After their first private talks since Mr Obama won re-election, both sides said communication lines “remain open”.
Deep spending cuts and tax rises due to take effect on 1 January threaten to derail US economic recovery.
Extended benefits for the long-term unemployed and a temporary cut to payroll taxes are also scheduled to expire at the same time.
International observers, such as Christine Lagarde, head of the International Monetary Fund, have warned that there would be ripple effects for the rest of the world if US lawmakers are not able to agree to a deal.
Mr Obama’s appearance at a car factory outside Detroit is his latest public outreach effort in recent weeks to sell a plan that would increase taxes for the rich while extending Bush-era tax cuts for everyone else.
The president’s plan calls for $1.6tn (£990bn) in new tax revenue over 10 years.
Mr Boehner, the top Republican in Congress, has said that he is prepared to consider increasing tax revenue – by closing loopholes and limiting deductions rather than raising rates.
Neither side revealed details about the meeting between Mr Boehner and Mr Obama on Sunday, but representatives released identical statements saying “the lines of communication remain open”.

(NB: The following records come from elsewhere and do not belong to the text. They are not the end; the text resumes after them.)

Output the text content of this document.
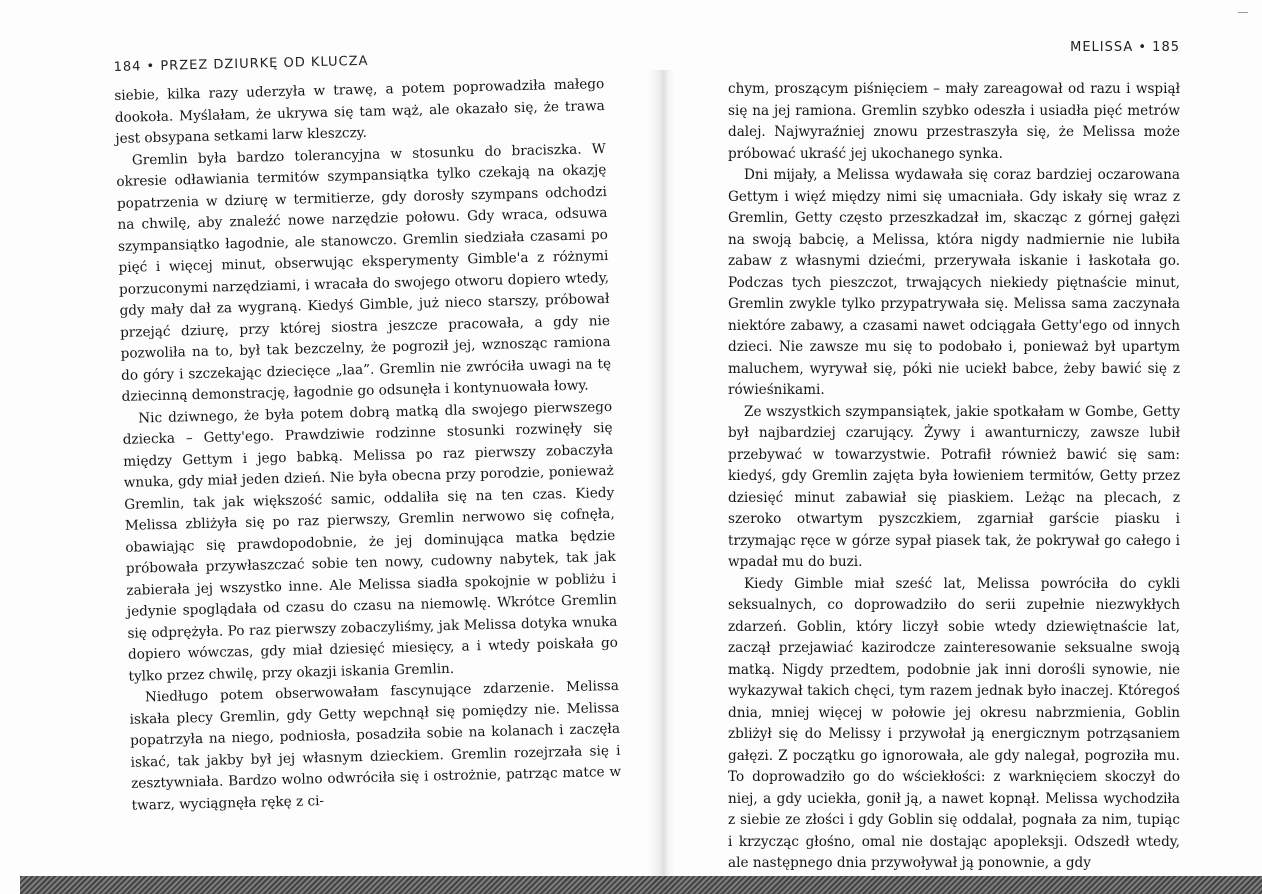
184 • PRZEZ DZIURKĘ OD KLUCZA

siebie, kilka razy uderzyła w trawę, a potem poprowadziła małego dookoła. Myślałam, że ukrywa się tam wąż, ale okazało się, że trawa jest obsypana setkami larw kleszczy.

Gremlin była bardzo tolerancyjna w stosunku do braciszka. W okresie odławiania termitów szympansiątka tylko czekają na okazję popatrzenia w dziurę w termitierze, gdy dorosły szympans odchodzi na chwilę, aby znaleźć nowe narzędzie połowu. Gdy wraca, odsuwa szympansiątko łagodnie, ale stanowczo. Gremlin siedziała czasami po pięć i więcej minut, obserwując eksperymenty Gimble'a z różnymi porzuconymi narzędziami, i wracała do swojego otworu dopiero wtedy, gdy mały dał za wygraną. Kiedyś Gimble, już nieco starszy, próbował przejąć dziurę, przy której siostra jeszcze pracowała, a gdy nie pozwoliła na to, był tak bezczelny, że pogroził jej, wznosząc ramiona do góry i szczekając dziecięce „laa”. Gremlin nie zwróciła uwagi na tę dziecinną demonstrację, łagodnie go odsunęła i kontynuowała łowy.

Nic dziwnego, że była potem dobrą matką dla swojego pierwszego dziecka – Getty'ego. Prawdziwie rodzinne stosunki rozwinęły się między Gettym i jego babką. Melissa po raz pierwszy zobaczyła wnuka, gdy miał jeden dzień. Nie była obecna przy porodzie, ponieważ Gremlin, tak jak większość samic, oddaliła się na ten czas. Kiedy Melissa zbliżyła się po raz pierwszy, Gremlin nerwowo się cofnęła, obawiając się prawdopodobnie, że jej dominująca matka będzie próbowała przywłaszczać sobie ten nowy, cudowny nabytek, tak jak zabierała jej wszystko inne. Ale Melissa siadła spokojnie w pobliżu i jedynie spoglądała od czasu do czasu na niemowlę. Wkrótce Gremlin się odprężyła. Po raz pierwszy zobaczyliśmy, jak Melissa dotyka wnuka dopiero wówczas, gdy miał dziesięć miesięcy, a i wtedy poiskała go tylko przez chwilę, przy okazji iskania Gremlin.

Niedługo potem obserwowałam fascynujące zdarzenie. Melissa iskała plecy Gremlin, gdy Getty wepchnął się pomiędzy nie. Melissa popatrzyła na niego, podniosła, posadziła sobie na kolanach i zaczęła iskać, tak jakby był jej własnym dzieckiem. Gremlin rozejrzała się i zesztywniała. Bardzo wolno odwróciła się i ostrożnie, patrząc matce w twarz, wyciągnęła rękę z ci-

MELISSA • 185

chym, proszącym piśnięciem – mały zareagował od razu i wspiął się na jej ramiona. Gremlin szybko odeszła i usiadła pięć metrów dalej. Najwyraźniej znowu przestraszyła się, że Melissa może próbować ukraść jej ukochanego synka.

Dni mijały, a Melissa wydawała się coraz bardziej oczarowana Gettym i więź między nimi się umacniała. Gdy iskały się wraz z Gremlin, Getty często przeszkadzał im, skacząc z górnej gałęzi na swoją babcię, a Melissa, która nigdy nadmiernie nie lubiła zabaw z własnymi dziećmi, przerywała iskanie i łaskotała go. Podczas tych pieszczot, trwających niekiedy piętnaście minut, Gremlin zwykle tylko przypatrywała się. Melissa sama zaczynała niektóre zabawy, a czasami nawet odciągała Getty'ego od innych dzieci. Nie zawsze mu się to podobało i, ponieważ był upartym maluchem, wyrywał się, póki nie uciekł babce, żeby bawić się z rówieśnikami.

Ze wszystkich szympansiątek, jakie spotkałam w Gombe, Getty był najbardziej czarujący. Żywy i awanturniczy, zawsze lubił przebywać w towarzystwie. Potrafił również bawić się sam: kiedyś, gdy Gremlin zajęta była łowieniem termitów, Getty przez dziesięć minut zabawiał się piaskiem. Leżąc na plecach, z szeroko otwartym pyszczkiem, zgarniał garście piasku i trzymając ręce w górze sypał piasek tak, że pokrywał go całego i wpadał mu do buzi.

Kiedy Gimble miał sześć lat, Melissa powróciła do cykli seksualnych, co doprowadziło do serii zupełnie niezwykłych zdarzeń. Goblin, który liczył sobie wtedy dziewiętnaście lat, zaczął przejawiać kazirodcze zainteresowanie seksualne swoją matką. Nigdy przedtem, podobnie jak inni dorośli synowie, nie wykazywał takich chęci, tym razem jednak było inaczej. Któregoś dnia, mniej więcej w połowie jej okresu nabrzmienia, Goblin zbliżył się do Melissy i przywołał ją energicznym potrząsaniem gałęzi. Z początku go ignorowała, ale gdy nalegał, pogroziła mu. To doprowadziło go do wściekłości: z warknięciem skoczył do niej, a gdy uciekła, gonił ją, a nawet kopnął. Melissa wychodziła z siebie ze złości i gdy Goblin się oddalał, pognała za nim, tupiąc i krzycząc głośno, omal nie dostając apopleksji. Odszedł wtedy, ale następnego dnia przywoływał ją ponownie, a gdy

On Monday, White House spokesman Jay Carney told reporters travelling with the president to Michigan: “The president does believe that we can reach an agreement.
“We, broadly speaking, continue to engage in this process with important players and stakeholders.”
Although Republicans are philosophically opposed to raising taxes, some congressmen have recently suggested they would consider agreeing to Mr Obama’s demand.
Republican Senator Bob Corker told Fox News on Sunday: “There is a growing group of folks looking at this and realising that we don’t have a lot of cards as it relates to the tax issue before year end.”
He added that if Republicans accepted the higher top tax rate, “the focus then shifts to entitlements, and maybe it puts us in a place where we actually can do something that really saves the nation”.
The Republican counter-offer would aim to collect $800bn in revenue by closing tax loopholes and deductions.
It would also reduce government spending by $1.4tn, raising from 65 to 67 the age of eligibility for Medicare, a popular healthcare programme for the elderly, and by changing the way annual increases in Social Security payments are calculated.
So far, Democrats have appeared reluctant to discuss reforms to major entitlement programmes.
Senate Democratic Whip Dick Durbin told NBC News on Sunday: “We need to address that in a thoughtful way through the committee structure after the first of the year.”
The White House has repeatedly said it would not support any deal that did not increase tax rates on the wealthiest.
If a deal cannot be reached, economists say the fiscal cliff would suck about $600bn out of the economy.
The measures were partly put in place within a 2011 deal to curb the yawning US budget deficit.